You have to look beneath the obvious surface reasons for an acquisition to understand the benefit. I'd bet EyeFi's hosting service came with many many underlying valuable components.
i don't know monochrome, as a professional programmer of many years and having worked on a lot of net based systems, i find it hard to figure out what it is that Eye-Fi actually has that might be of true value to Ricoh. It seems to me that they are very agressively trying to claw back lost ground on the Pentax name - and it was (and still is to my mind) a very prestigious name indeed - so very many famous journalistic pics were taken with Pentax.

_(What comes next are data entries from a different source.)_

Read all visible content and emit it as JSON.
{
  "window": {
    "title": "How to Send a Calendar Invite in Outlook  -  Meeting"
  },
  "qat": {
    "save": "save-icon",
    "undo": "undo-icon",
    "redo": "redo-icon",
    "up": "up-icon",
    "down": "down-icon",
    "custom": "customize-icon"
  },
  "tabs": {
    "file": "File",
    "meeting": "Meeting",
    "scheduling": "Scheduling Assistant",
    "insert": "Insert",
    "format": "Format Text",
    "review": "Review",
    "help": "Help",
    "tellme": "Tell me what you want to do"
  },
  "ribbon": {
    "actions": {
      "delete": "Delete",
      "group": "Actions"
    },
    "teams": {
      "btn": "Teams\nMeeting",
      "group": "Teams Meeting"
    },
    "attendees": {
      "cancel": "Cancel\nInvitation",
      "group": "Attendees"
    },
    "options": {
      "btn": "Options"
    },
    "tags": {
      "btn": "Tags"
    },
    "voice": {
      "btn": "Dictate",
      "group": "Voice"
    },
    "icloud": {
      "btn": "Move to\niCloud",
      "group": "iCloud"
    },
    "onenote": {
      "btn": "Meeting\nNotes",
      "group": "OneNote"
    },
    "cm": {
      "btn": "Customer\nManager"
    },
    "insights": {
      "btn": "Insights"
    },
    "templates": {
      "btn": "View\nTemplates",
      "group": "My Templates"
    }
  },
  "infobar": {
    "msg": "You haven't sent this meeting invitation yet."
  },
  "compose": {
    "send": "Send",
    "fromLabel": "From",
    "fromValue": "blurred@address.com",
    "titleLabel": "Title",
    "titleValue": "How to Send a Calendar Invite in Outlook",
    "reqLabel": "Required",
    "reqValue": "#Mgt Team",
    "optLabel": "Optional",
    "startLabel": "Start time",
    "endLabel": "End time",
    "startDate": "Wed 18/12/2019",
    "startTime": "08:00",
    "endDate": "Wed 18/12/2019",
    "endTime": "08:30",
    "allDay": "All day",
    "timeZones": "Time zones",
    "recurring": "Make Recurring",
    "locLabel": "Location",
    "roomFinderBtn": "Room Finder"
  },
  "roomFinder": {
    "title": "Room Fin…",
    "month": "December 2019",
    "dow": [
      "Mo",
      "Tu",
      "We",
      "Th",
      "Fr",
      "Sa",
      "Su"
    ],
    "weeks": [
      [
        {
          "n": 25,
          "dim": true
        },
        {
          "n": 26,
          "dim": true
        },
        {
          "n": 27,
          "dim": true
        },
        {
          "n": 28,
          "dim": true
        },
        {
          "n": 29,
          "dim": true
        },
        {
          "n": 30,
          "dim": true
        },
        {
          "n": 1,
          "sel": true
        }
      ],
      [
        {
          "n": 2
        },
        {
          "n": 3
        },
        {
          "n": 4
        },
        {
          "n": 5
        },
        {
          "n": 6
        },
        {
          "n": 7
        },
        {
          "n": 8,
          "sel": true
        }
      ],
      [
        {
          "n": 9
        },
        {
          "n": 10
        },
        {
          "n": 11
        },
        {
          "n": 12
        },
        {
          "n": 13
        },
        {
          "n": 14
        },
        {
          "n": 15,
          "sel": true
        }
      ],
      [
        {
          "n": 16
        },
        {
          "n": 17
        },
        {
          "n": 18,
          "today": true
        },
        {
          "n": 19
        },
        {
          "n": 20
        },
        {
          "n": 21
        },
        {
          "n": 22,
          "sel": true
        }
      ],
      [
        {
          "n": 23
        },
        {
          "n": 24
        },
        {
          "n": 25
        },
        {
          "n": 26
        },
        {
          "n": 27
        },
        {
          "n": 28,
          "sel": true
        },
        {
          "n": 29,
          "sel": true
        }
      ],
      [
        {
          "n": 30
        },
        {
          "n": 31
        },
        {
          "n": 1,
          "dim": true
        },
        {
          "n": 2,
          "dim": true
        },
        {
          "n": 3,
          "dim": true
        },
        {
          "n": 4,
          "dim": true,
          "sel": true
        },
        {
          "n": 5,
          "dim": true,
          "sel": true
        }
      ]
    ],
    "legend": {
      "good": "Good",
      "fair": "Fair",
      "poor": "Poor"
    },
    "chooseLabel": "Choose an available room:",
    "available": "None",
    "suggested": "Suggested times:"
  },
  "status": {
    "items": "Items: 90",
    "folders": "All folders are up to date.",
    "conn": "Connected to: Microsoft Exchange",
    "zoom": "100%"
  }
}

as an aside, i started my SLR life on Olympus - the OM1 was the sweetest sweetest film camera i ever owned - what i could capture with that camera was just awesome. However, i also owned Ricoh student cameras for teaching, Pentax cameras for the huge number of lenses to be had for specialist work and a whole Minolta set for weddings etc. The Minolta set went in 2004. The Olympus went a year or two earlier and saw out the rest of its life being used by one of my sons at uni to master the old ways. The Ricohs i gave away here and there. The Pentax i've always kept. I bought one of the first #istD and then a string of other Pentax cameras and more lenses until i've ended up with my lovely K5 while i wait to justify spending more on a full frame Pentax
In other words I'm a Pentax person and have been for like 50 years - with a lots of lenses going back to early Asahi ones - some of which are beautiful and take awesome pics.

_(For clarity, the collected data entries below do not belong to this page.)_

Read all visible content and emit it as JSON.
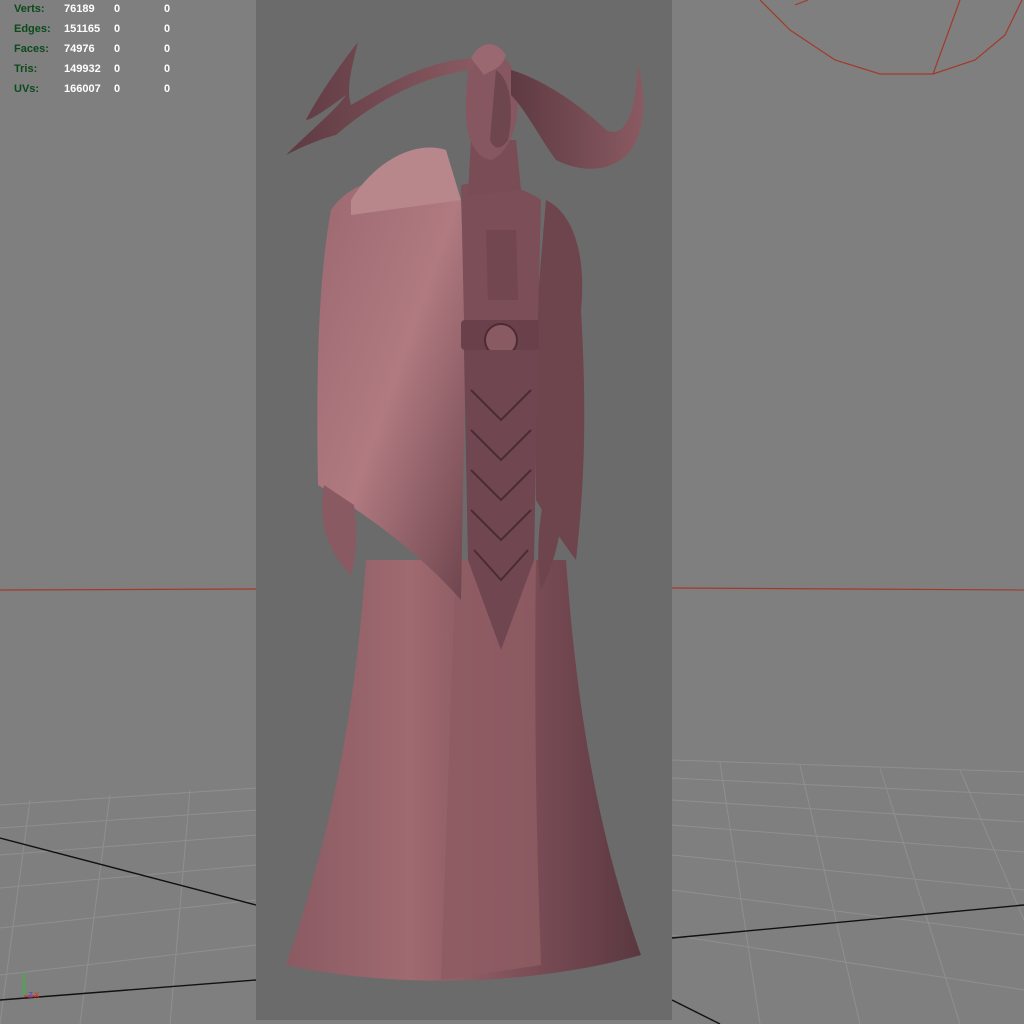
{
  "hud": {
    "rows": [
      {
        "label": "Verts:",
        "v1": "76189",
        "v2": "0",
        "v3": "0"
      },
      {
        "label": "Edges:",
        "v1": "151165",
        "v2": "0",
        "v3": "0"
      },
      {
        "label": "Faces:",
        "v1": "74976",
        "v2": "0",
        "v3": "0"
      },
      {
        "label": "Tris:",
        "v1": "149932",
        "v2": "0",
        "v3": "0"
      },
      {
        "label": "UVs:",
        "v1": "166007",
        "v2": "0",
        "v3": "0"
      }
    ]
  },
  "axis_gizmo": {
    "y": "Y",
    "z": "Z",
    "x": "X"
  },
  "colors": {
    "viewport_bg": "#7f7f7f",
    "render_region_bg": "#6b6b6b",
    "grid_line": "#8f8f8f",
    "axis_red": "#a23a2c",
    "axis_black": "#111111",
    "hud_label": "#0b4a1a",
    "hud_value": "#ffffff",
    "model_base": "#7d5058",
    "model_light": "#b07a80",
    "model_dark": "#4a2c33"
  },
  "icons": {
    "axis": "axis-gizmo-icon"
  }
}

I love Pentax - i snicker when i see tourists with their Canons and their Nikons that they hardly know how to use with their big phallic lenses - knowing that to get the same power as i have they have paid many times over what i have paid. I also feel a little safer traveling the world with a Pentax - who's going to steal it - most people have never heard of it - they steal Nikons and Canons. Once i left my K5 with a very expensive lense on a side table in a cheap hotel used by backpackers from all over - with a constant flow of people - but an hour later when i got back breathlessly certain it would be long gone. No - it was still there.
I love Pentax - and i'm happy they are part of Ricoh - very prestigious company
Pentax good. Eye-Fi back end, not so much so.
Unless Eye-Fi has solid hold on some wickedly solid patents i very much doubt they are worth anything. Building a cloud based, scalable, back end for picture management is not rocket science these days though there's a lot to be done still in image compression, transfer and especially cloud based post processing. What Eye-Fi had - was clunky to say the least. Think of it as a very poor version of something like Flickr that was hard wired as an address in their cards and phone apps.
Pentax wants to win back ground - and it produces absolutely excellent cameras and lenses (though not enough) to do so. It will invest in any other tech that helps it become again the name it used to be. But some investments will be bad. I think Eye-Fi was a bad investment unless they got it very cheap (eg they paid nothing for it but guaranteed the staff some years tenure).
Let's hope they do not make a hash of it.